House debates

Tuesday, 17 October 2017

Constituency Statements

NILS Tasmania

4:08 pm

Photo of Brian MitchellBrian Mitchell (Lyons, Australian Labor Party) Share this | | Hansard source

I rise today to speak on behalf of the more than 600 Tasmanian families who will be affected by an imminent $160,000 cut to the no-interest loan scheme in my state. This funding is being axed from NILS Tasmania because Good Shepherd Microfinance, which oversees the scheme nationwide, has restructured the way it allocates its national funding pool. Rather than allocating funding by need, Good Shepherd will, from next year, allocate funding on a purely per capita basis, which drastically impacts smaller states like Tasmania, despite demonstrably higher levels of socioeconomic advantage and need for these services. NILS provides loans of up to $1,500 to low-income earners who receive a pension or hold a concession card. No fees or interest are applied to repayments. NILS can be used to access finance for things like a new fridge or washing machine, unanticipated dental costs, education services or a car repair. It can also offer microfinance to launch a new small business. Without NILS, many low-income families would be forced to consider signing up with high-cost payday lenders and rental schemes, and the difference in cost is astronomical. For example, an LG eight-kilogram washer from a rental firm will cost around $2,500 over the lease period, with no ownership at the end. The repayments on a NILS loan would cost $874—simply the cost of the machine—and the machine would be owned. That's $1,600 not going into the pockets of payday lenders and rental schemes.
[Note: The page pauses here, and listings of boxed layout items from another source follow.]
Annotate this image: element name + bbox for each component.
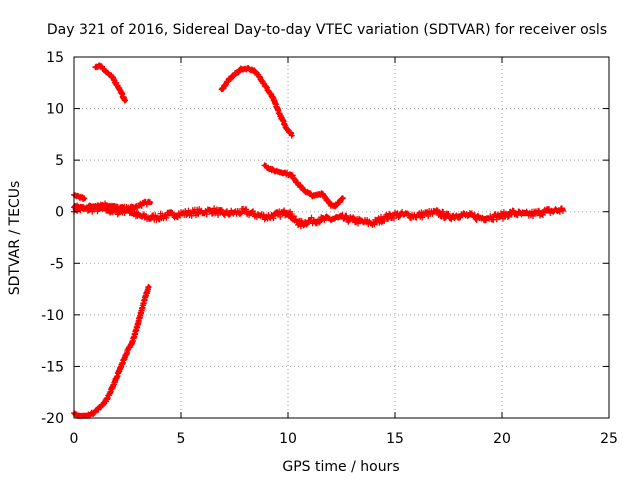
y-tick-label: 10 xyxy=(46,102,64,118)
series-baseline-upper-arc xyxy=(71,198,153,214)
x-tick-label: 25 xyxy=(600,431,618,447)
x-axis-label: GPS time / hours xyxy=(282,459,399,475)
y-tick-label: -15 xyxy=(41,359,64,375)
series-markers xyxy=(261,162,346,210)
series-markers xyxy=(92,62,128,104)
x-tick-label: 15 xyxy=(386,431,404,447)
grid-lines xyxy=(74,57,609,418)
chart-title: Day 321 of 2016, Sidereal Day-to-day VTE… xyxy=(47,22,607,38)
series-markers xyxy=(218,65,295,139)
y-tick-label: -20 xyxy=(41,411,64,427)
plot-frame xyxy=(73,56,610,419)
x-tick-label: 10 xyxy=(279,431,297,447)
series-arc-1-2-5h xyxy=(92,62,128,104)
data-series xyxy=(71,62,566,419)
y-axis-label: SDTVAR / TECUs xyxy=(7,181,23,296)
x-tick-label: 5 xyxy=(177,431,186,447)
series-arc-9-12-6h xyxy=(261,162,346,210)
y-tick-label: 5 xyxy=(55,153,64,169)
y-tick-label: 0 xyxy=(55,205,64,221)
series-arc-7-10h xyxy=(218,65,295,139)
series-baseline-band xyxy=(71,203,566,230)
y-tick-label: -5 xyxy=(50,256,64,272)
y-tick-label: -10 xyxy=(41,308,64,324)
x-tick-label: 20 xyxy=(493,431,511,447)
x-tick-label: 0 xyxy=(70,431,79,447)
y-tick-label: 15 xyxy=(46,50,64,66)
axis-ticks: 0 5 10 15 20 25 -20 -15 -10 -5 0 5 10 15 xyxy=(41,50,618,447)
We know that NILS Tasmania is needed, because it's reaching double the percentage of clients that NILS on the mainland is. Little wonder, given Tasmania's historically higher numbers of low-income earners and people requiring income assistance. I do not want to be critical of Good Shepherd Microfinance; it is a non-profit agency doing very good work. But I urge it, in the strongest terms, to reconsider its decision to strip $160,000 from Tasmania.

Meanwhile, I take the opportunity to remind the House that this is Anti-Poverty Week. The Tasmanian edition of the Salvation Army's The Hard Road makes for sober reading. Some 72 per cent of survey respondents said they had foregone food at some stage to pay their rent. The Tasmanian Council of Social Service estimates 5,000 Tasmanian households have gone without meals in the past year due to financial stress—stress that is increasing, not coming down.

In November last year, the federal government released its response to the final report of the independent review of small amount credit laws. These are designed to protect vulnerable people. I urge the government to look at these recommendations and, with stakeholders, implement these recommendations at the earliest opportunity.